/jlibsvm

Efficient training of Support Vector Machines in Java

Primary LanguageJavaOtherNOASSERTION

jLibSVM

Efficient training of Support Vector Machines in Java

  • Heavily refactored Java port of the venerable LIBSVM (version 2.88).
  • Provides idiomatic Java class structure and APIs (unlike the Java version provided by LIBSVM, which is transliterated C code).
  • Easy to add new kernels, in addition to the five standard ones provided by LIBSVM.
  • On the mathematical side, jlibsvm performs exactly the same computations as LIBSVM, including shrinking and all the fancy stuff described in the LIBSVM implementation docs.
  • Optimized kernel implementations run faster, particularly when input vectors are sparse. For instance, on the mushrooms dataset, jlibsvm trained ~25% faster than LIBSVM (java version) with an RBF kernel and ~40% faster with a linear kernel. (The C version of LIBSVM is still faster, though).
  • Multithreaded training to take advantage of modern multi-core machines (using Conja).
  • Integrated scaling and normalization so you don't have to explicitly preprocess your data.
  • Integrated grid search for optimal kernel parameters.
  • Drop-in replacement if you use the command-line tools (e.g. svm-train, etc.), but not if you use LIBSVM programmatically.
  • Uses Java generics throughout, including for classification labels, so you can specify that the "label" of a class be of whatever Java type you like. In an email-filtering application, for example, you could use objects of type Mailbox as the labels. That would allow you to write something like mySvmSolutionModel.predict(incomingEmail).addMessage(incomingEmail). The predict() method returns a classification label, which in this case is an object of class Mailbox, which has an addMessage() method.

Status

This is beta code.
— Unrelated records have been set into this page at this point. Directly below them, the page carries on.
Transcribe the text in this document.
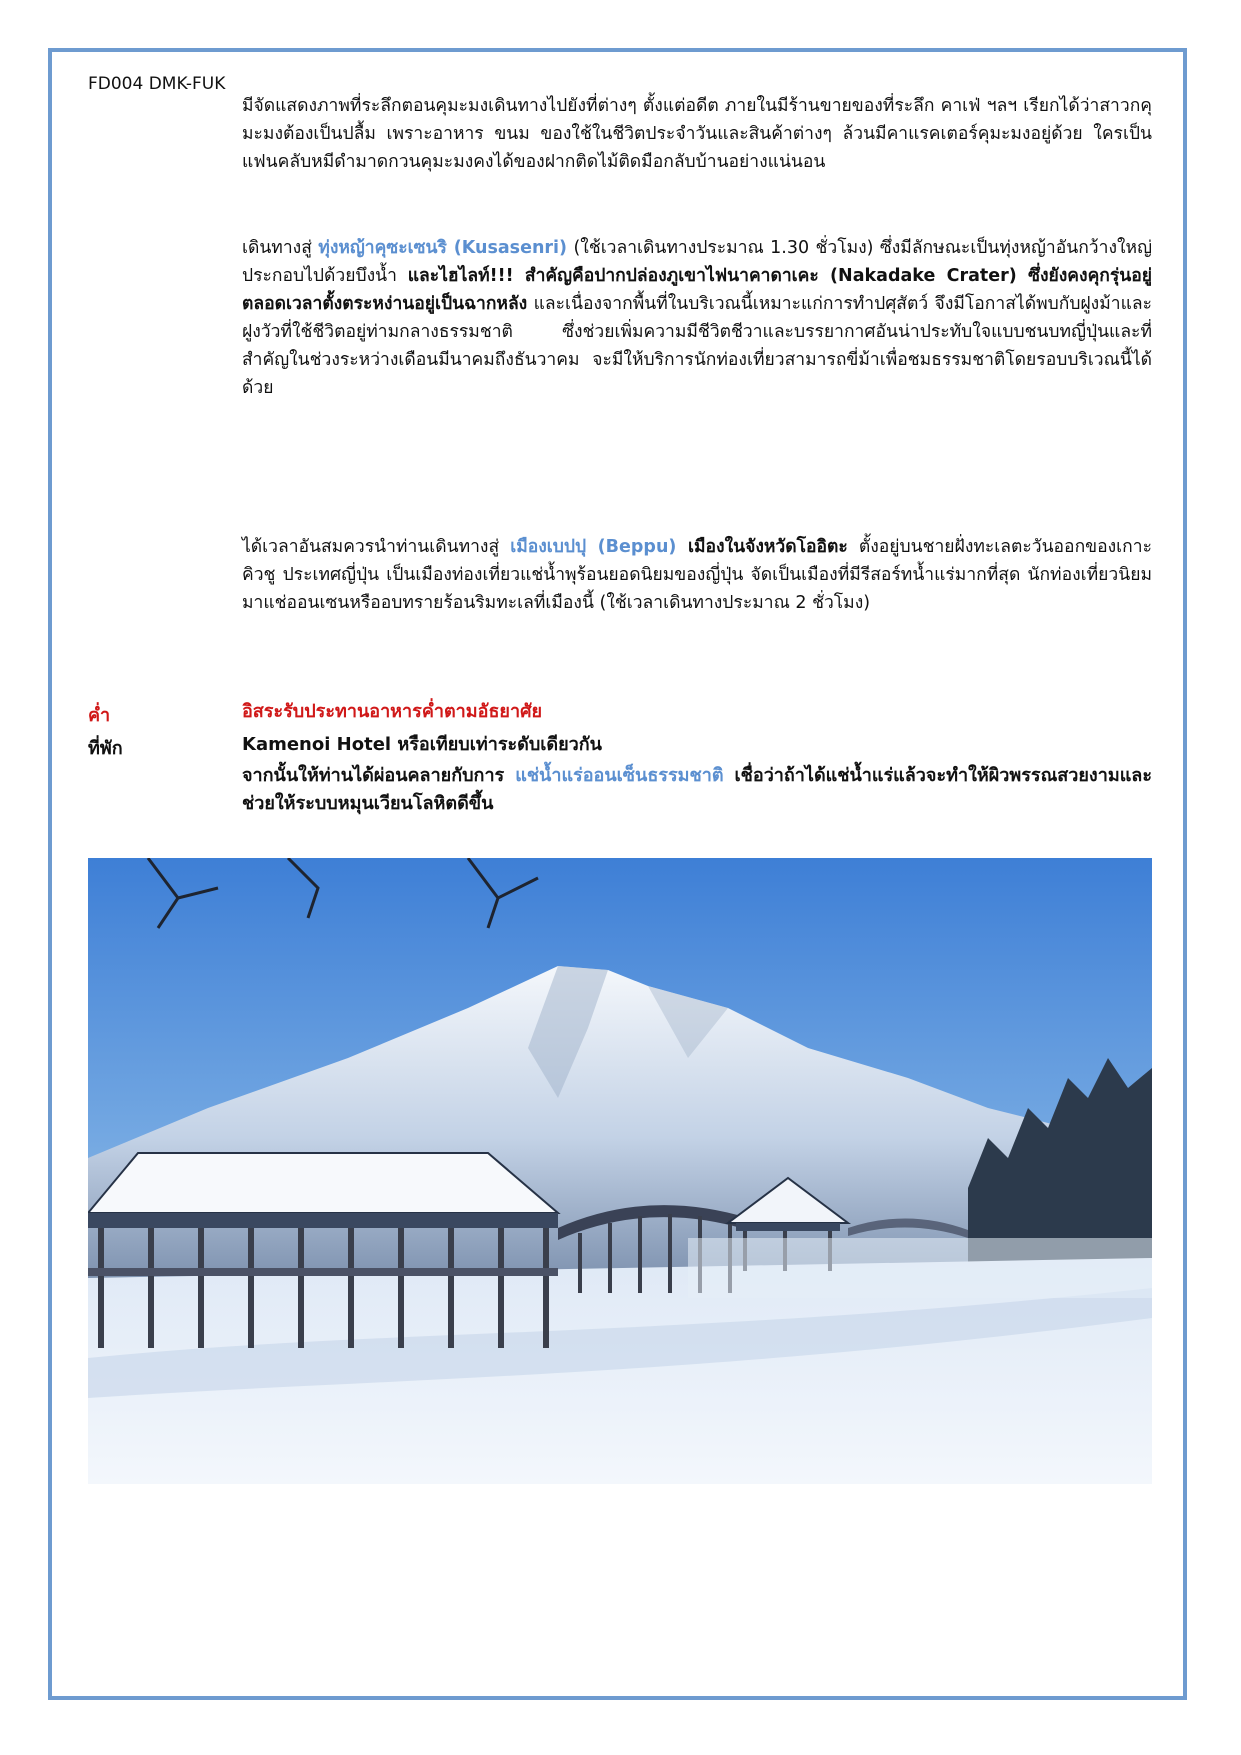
FD004 DMK-FUK

มีจัดแสดงภาพที่ระลึกตอนคุมะมงเดินทางไปยังที่ต่างๆ ตั้งแต่อดีต ภายในมีร้านขายของที่ระลึก คาเฟ่ ฯลฯ เรียกได้ว่าสาวกคุมะมงต้องเป็นปลื้ม เพราะอาหาร ขนม ของใช้ในชีวิตประจำวันและสินค้าต่างๆ ล้วนมีคาแรคเตอร์คุมะมงอยู่ด้วย ใครเป็นแฟนคลับหมีดำมาดกวนคุมะมงคงได้ของฝากติดไม้ติดมือกลับบ้านอย่างแน่นอน

เดินทางสู่ ทุ่งหญ้าคุซะเซนริ (Kusasenri) (ใช้เวลาเดินทางประมาณ 1.30 ชั่วโมง) ซึ่งมีลักษณะเป็นทุ่งหญ้าอันกว้างใหญ่ ประกอบไปด้วยบึงน้ำ และไฮไลท์!!! สำคัญคือปากปล่องภูเขาไฟนาคาดาเคะ (Nakadake Crater) ซึ่งยังคงคุกรุ่นอยู่ตลอดเวลาตั้งตระหง่านอยู่เป็นฉากหลัง และเนื่องจากพื้นที่ในบริเวณนี้เหมาะแก่การทำปศุสัตว์ จึงมีโอกาสได้พบกับฝูงม้าและฝูงวัวที่ใช้ชีวิตอยู่ท่ามกลางธรรมชาติ ซึ่งช่วยเพิ่มความมีชีวิตชีวาและบรรยากาศอันน่าประทับใจแบบชนบทญี่ปุ่นและที่สำคัญในช่วงระหว่างเดือนมีนาคมถึงธันวาคม จะมีให้บริการนักท่องเที่ยวสามารถขี่ม้าเพื่อชมธรรมชาติโดยรอบบริเวณนี้ได้ด้วย

ได้เวลาอันสมควรนำท่านเดินทางสู่ เมืองเบปปุ (Beppu) เมืองในจังหวัดโออิตะ ตั้งอยู่บนชายฝั่งทะเลตะวันออกของเกาะคิวชู ประเทศญี่ปุ่น เป็นเมืองท่องเที่ยวแช่น้ำพุร้อนยอดนิยมของญี่ปุ่น จัดเป็นเมืองที่มีรีสอร์ทน้ำแร่มากที่สุด นักท่องเที่ยวนิยมมาแช่ออนเซนหรืออบทรายร้อนริมทะเลที่เมืองนี้ (ใช้เวลาเดินทางประมาณ 2 ชั่วโมง)

ค่ำ	อิสระรับประทานอาหารค่ำตามอัธยาศัย
ที่พัก	Kamenoi Hotel หรือเทียบเท่าระดับเดียวกัน

จากนั้นให้ท่านได้ผ่อนคลายกับการ แช่น้ำแร่ออนเซ็นธรรมชาติ เชื่อว่าถ้าได้แช่น้ำแร่แล้วจะทำให้ผิวพรรณสวยงามและช่วยให้ระบบหมุนเวียนโลหิตดีขึ้น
While LIBSVM is stable, it's possible that I broke something in the process of refactoring it. I've done ad-hoc testing primarily with the C_SVC machine and an RBF kernel, and got results that were identical to LIBSVM as far as I could tell. There are not (yet?) any unit tests. I'm running some automated verifications that jlibsvm behaves identically to LIBSVM for a number of input datasets and parameter choices; results will be available here soon. Please let me know if you find a situation in which the two packages give different results.

Documentation

Sorry, I haven't really had a chance to write any docs. Have a look at the sources for the command-line programs in the legacyexec package to see how jlibsvm gets called. Very briefly, you'll need to:

  1. instantiate the KernelFunction that you want
  2. set up some parameters in a new SvmParameter object
  3. instantiate a concrete subclass of SvmProblem (binary, multiclass, or regression), and populate it with training data
  4. instantiate a concrete subclass of SVM, choosing a type appropriate for your problem
  5. Call SVM.train(problem) to yield a SolutionModel, which can be used to make predictions

Download

Maven is by far the easiest way to make use of jlibsvm. Just add these to your pom.xml:

<repositories>
	<repository>
		<id>dev.davidsoergel.com releases</id>
		<url>http://dev.davidsoergel.com/nexus/content/repositories/releases</url>
		<snapshots>
			<enabled>false</enabled>
		</snapshots>
	</repository>
	<repository>
		<id>dev.davidsoergel.com snapshots</id>
		<url>http://dev.davidsoergel.com/nexus/content/repositories/snapshots</url>
		<releases>
			<enabled>false</enabled>
		</releases>
	</repository>
</repositories>

<dependencies>
	<dependency>
		<groupId>edu.berkeley.compbio</groupId>
		<artifactId>jlibsvm</artifactId>
		<version>0.911</version>
	</dependency>
</dependencies>

If you really want just the jar, you can get the latest release from the Maven repo; or get the latest stable build from the build server.